◆自己否定、持ち込む愚
シンガポール 湯浅博 平成14年5月12日産経新聞
自衛隊の先遣部隊四十九人が三月四日に、独立を間近に控えた東ティモールに大型輸送機で入ったときに、小さなデモがあったと聞かされた。彼らの主張は、第二次大戦で東ティモールを侵略した日本軍は来るなということである。
ところが、デモを目撃した複数の東ティモール人にこの時の様子を聞いてみると、当初の情報からは微妙な部分が抜け落ちていた。デモの周りにいた人々から「何で手助けに来てくれた自衛隊を非難するんだ」と罵声(ばせい)がデモ隊に飛んでいたという。
「ケンカのような険悪な空気だった」と彼らは異様な光景を語った。しかも話には裏があって、デモ隊には東ティモールの若者二十人あまりと数人の日本人が連携し、ご丁寧にも日本語のプラカードをかざしていた。
日本の若者たちは東ティモールの学生や非政府組織(NGO)と被害者意識を共有し、民族感情を刺激した。どこか日韓関係と似たような、日本の謝罪活動家による「日日問題」が持ち込まれていたのである。
彼らの要求が行き着くのは「賠償」と「謝罪」になるだろう。しかし、その前提となる歴史認識と国際情勢には、時代の「流動性」があるから、ことはそう簡単ではない。
東ティモールを二百年も植民地として香料を収奪していたポルトガルが、いまは国連暫定統治機構の中核として民主化の手助けをしている。一九七五年のポルトガル撤退後に、この地を分捕ったインドネシアは当時、「反共の旗手」として西側から黙認されていたとの説がある。
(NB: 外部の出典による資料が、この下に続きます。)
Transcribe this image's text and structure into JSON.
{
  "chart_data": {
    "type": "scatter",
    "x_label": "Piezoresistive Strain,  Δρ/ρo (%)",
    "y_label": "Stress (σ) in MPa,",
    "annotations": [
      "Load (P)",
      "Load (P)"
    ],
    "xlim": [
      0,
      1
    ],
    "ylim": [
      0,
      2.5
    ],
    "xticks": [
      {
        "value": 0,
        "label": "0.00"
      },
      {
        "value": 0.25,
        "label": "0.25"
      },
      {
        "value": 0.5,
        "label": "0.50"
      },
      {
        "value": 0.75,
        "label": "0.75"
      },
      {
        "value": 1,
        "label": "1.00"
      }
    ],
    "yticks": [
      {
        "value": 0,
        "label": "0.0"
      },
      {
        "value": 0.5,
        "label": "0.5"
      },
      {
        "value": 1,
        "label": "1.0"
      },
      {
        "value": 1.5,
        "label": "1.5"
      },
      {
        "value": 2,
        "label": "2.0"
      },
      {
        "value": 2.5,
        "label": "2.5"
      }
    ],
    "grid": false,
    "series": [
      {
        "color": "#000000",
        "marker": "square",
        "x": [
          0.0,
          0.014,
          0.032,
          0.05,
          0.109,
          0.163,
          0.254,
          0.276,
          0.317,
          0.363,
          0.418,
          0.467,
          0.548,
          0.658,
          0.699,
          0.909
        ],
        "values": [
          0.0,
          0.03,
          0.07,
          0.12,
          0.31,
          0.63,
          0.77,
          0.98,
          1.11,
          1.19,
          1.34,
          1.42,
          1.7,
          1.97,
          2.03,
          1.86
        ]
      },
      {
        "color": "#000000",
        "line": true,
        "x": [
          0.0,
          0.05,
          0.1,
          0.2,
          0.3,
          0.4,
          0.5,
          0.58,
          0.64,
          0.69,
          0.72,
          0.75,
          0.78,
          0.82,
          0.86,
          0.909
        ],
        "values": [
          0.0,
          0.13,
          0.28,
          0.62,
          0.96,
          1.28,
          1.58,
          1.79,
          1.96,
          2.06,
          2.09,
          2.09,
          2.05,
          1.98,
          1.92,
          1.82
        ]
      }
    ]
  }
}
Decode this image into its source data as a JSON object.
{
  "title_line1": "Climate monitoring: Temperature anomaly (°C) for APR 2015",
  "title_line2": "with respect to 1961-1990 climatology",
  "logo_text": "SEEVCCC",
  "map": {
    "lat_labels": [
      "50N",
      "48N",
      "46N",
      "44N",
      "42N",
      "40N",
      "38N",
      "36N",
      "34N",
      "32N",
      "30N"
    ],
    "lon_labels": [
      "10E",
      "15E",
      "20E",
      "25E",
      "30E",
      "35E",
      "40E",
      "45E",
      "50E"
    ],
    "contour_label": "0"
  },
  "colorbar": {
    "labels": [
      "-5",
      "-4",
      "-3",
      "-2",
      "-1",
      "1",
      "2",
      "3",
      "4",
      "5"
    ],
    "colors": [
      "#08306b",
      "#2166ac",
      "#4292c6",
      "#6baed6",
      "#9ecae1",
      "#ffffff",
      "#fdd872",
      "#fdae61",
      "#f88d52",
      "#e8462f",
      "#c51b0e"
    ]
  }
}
つまり善悪は時代とともに変転しており、これらの国々が「賠償」や「謝罪」をしたという話は聞いたことがない。特に欧米には、「過去の出来事を現代の文脈で判断しない」という原則が貫かれているからだろう。
日本軍は一九四二年に豪・蘭連合軍が布陣するティモールに敵前上陸した。この戦闘でゲリラ戦に加担したティモール側にも多数の死傷者が出た。ところが戦後、日本は中立国だったポルトガルと一九五二年に国交を回復。インドネシアには五七年に経済援助とセットで賠償を実施した。
サンフランシスコ講和条約で賠償責任が問われたからだ。しかし東ティモールは事実上、請求を放棄しているポルトガルの統治下にあったから、法的には賠償義務が生じない可能性がある。
暫定政府のラモス・ホルタ外相は自衛隊が到着した当日、「相手の罪悪感を利用するような姑息(こそく)なことはしない」という趣旨の声明を発表しており、むしろ「独立国家をつくるための経済支援を求めたい」と現実的だった。しかも、日本軍に対する印象も、インドネシア軍の虐殺、略奪、暴行がひどかったせいかそんなに悪くはない。
東ティモールのNGOスタッフだったマリオ・カネラスさん(三〇)の父親は、十代の時に西ティモールに近いマリアナに進駐してきた日本軍のために働いた。父から聞いた日本兵士像は、子供に先に食事を与えるやさしさと、大人たちには規則厳守の厳しさがあった。
カネラスさんは以前、日本のテレビ局のティモール人慰安婦の取材に通訳として同行した。取材班は慰安婦とおぼしき女性に「日本軍はたくさん仕事をやらせたんじゃありませんか」と恣意的に問いかけ、その女性は「仕事は仕事。悪い人もいたでしょうが、みんなやさしかったね」と答えた。
もちろん、カネラスさんの話だけで日本軍の良しあしを決めつけようとは思わない。しかし戦争が悲惨で、そこに愚かな行為があったにしても、自己を全否定すれば国家も個人も生きてはいけない。日本人は敗戦によって自信を喪失し、反省の上に立って通商国家を築き上げてきた。
だからこそ、日本は最大の支援国として六十億円の緊急無償援助を出し、自衛隊は治安に気を配りながら東ティモールの「復興」に手を貸しているのではないか。
それにしても戦争というのは冷酷な力の体系であると思う。朝鮮戦争で韓国を侵略した北朝鮮も中国もいまもって賠償責任が問われていない。理由は引き分けだったから。では、ベトナム戦争で敗北した米国や、中越戦争で侵攻しながら逃げ帰った中国の賠償責任はどうか。実は、これら超大国に「賠償をよこせ」なんていえる勇気ある国も個人もいないのだ。
そこへいくと日本は資金力があるうえに歴史認識の外交カードに弱い。しかも国内には、一緒に連帯する新聞と謝罪活動家もいる不思議な国のワンダーランドなのである。